Recuerdo que me mantuve alejado de él, me negaba a salir de la casa, ni siquiera iba a hacer el mandado. Mi actitud, lejos de preocupar a mi abuela, la tranquilizo pues pensaba que finalmente el buen juicio le habia ganado a la locura, jamás sospecho que el miedo y la vergüenza fruto de aquellos sentimientos por Leo eran los que evitaban que lo continuara frecuentando.

En aquellos días vivía con miedo a que alguien se diera cuenta de la atracción, según yo indebida que sentía por el chico, y sentía verdadero pavor de que fuera él mismo, el que se percatara, imaginarlo me paralizaba.

Incluso años después cuando llegaba a mi mente el recuerdo de aquella época y de Leonardo, me apuraba para volverla a echar a un rincón de mi mente, pues esa parte de mi vida a nadie se la habia revelado nunca.

Han pasado muchísimos años de ese verano, el último en Chicago. Jamás regresé, pues mi abuela murió meses después y ni siquiera me animé a ir a su despedida. Me negaba a un nuevo encuentro con Leonardo, a quien tampoco volví a ver.

Años después conocí a Blanche y hice mi vida a su lado. Era feliz en mi matrimonio, nos llevábamos bien en todos los aspectos y nunca volví a sentirme atraído por alguien más. Contrario a algunos matrimonios no sentí la necesidad de mirar a alguien más, independientemente de se género.

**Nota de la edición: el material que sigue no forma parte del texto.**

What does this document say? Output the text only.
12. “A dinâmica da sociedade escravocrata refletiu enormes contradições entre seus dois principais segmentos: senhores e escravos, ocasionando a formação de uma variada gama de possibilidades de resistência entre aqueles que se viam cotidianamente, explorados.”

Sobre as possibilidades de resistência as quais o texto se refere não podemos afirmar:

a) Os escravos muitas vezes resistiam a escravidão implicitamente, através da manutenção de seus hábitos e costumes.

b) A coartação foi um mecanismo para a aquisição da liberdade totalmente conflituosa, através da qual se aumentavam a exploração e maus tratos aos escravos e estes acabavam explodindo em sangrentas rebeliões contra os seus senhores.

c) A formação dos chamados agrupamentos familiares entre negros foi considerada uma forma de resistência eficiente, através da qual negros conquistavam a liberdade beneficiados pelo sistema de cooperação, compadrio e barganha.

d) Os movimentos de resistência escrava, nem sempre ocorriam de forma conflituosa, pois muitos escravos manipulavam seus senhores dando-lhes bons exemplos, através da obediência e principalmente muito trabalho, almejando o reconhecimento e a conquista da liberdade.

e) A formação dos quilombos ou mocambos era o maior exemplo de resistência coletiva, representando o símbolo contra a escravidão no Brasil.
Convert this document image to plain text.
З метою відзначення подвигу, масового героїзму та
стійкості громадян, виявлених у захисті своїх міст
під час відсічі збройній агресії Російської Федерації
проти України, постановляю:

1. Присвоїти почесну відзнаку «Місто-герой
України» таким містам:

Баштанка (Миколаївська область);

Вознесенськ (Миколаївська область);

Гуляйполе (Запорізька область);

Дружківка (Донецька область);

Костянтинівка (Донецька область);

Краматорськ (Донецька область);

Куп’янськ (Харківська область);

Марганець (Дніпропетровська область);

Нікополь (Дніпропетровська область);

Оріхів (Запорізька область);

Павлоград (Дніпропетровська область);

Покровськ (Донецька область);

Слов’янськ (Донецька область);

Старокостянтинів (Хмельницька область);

Ya de adulto pude darle nombre a lo que me sucedió con Leo, ser consciente de mi bisexualidad y aceptarme sin ningún problema.

Esa noche no solo me vi bombardeado por esos añejos recuerdos, sino que no pude evitar comparar a Leonardo con el atractivo vecino, aceptando que por primera vez en más de dos décadas, otro varón despertaba en mi una curiosa atracción.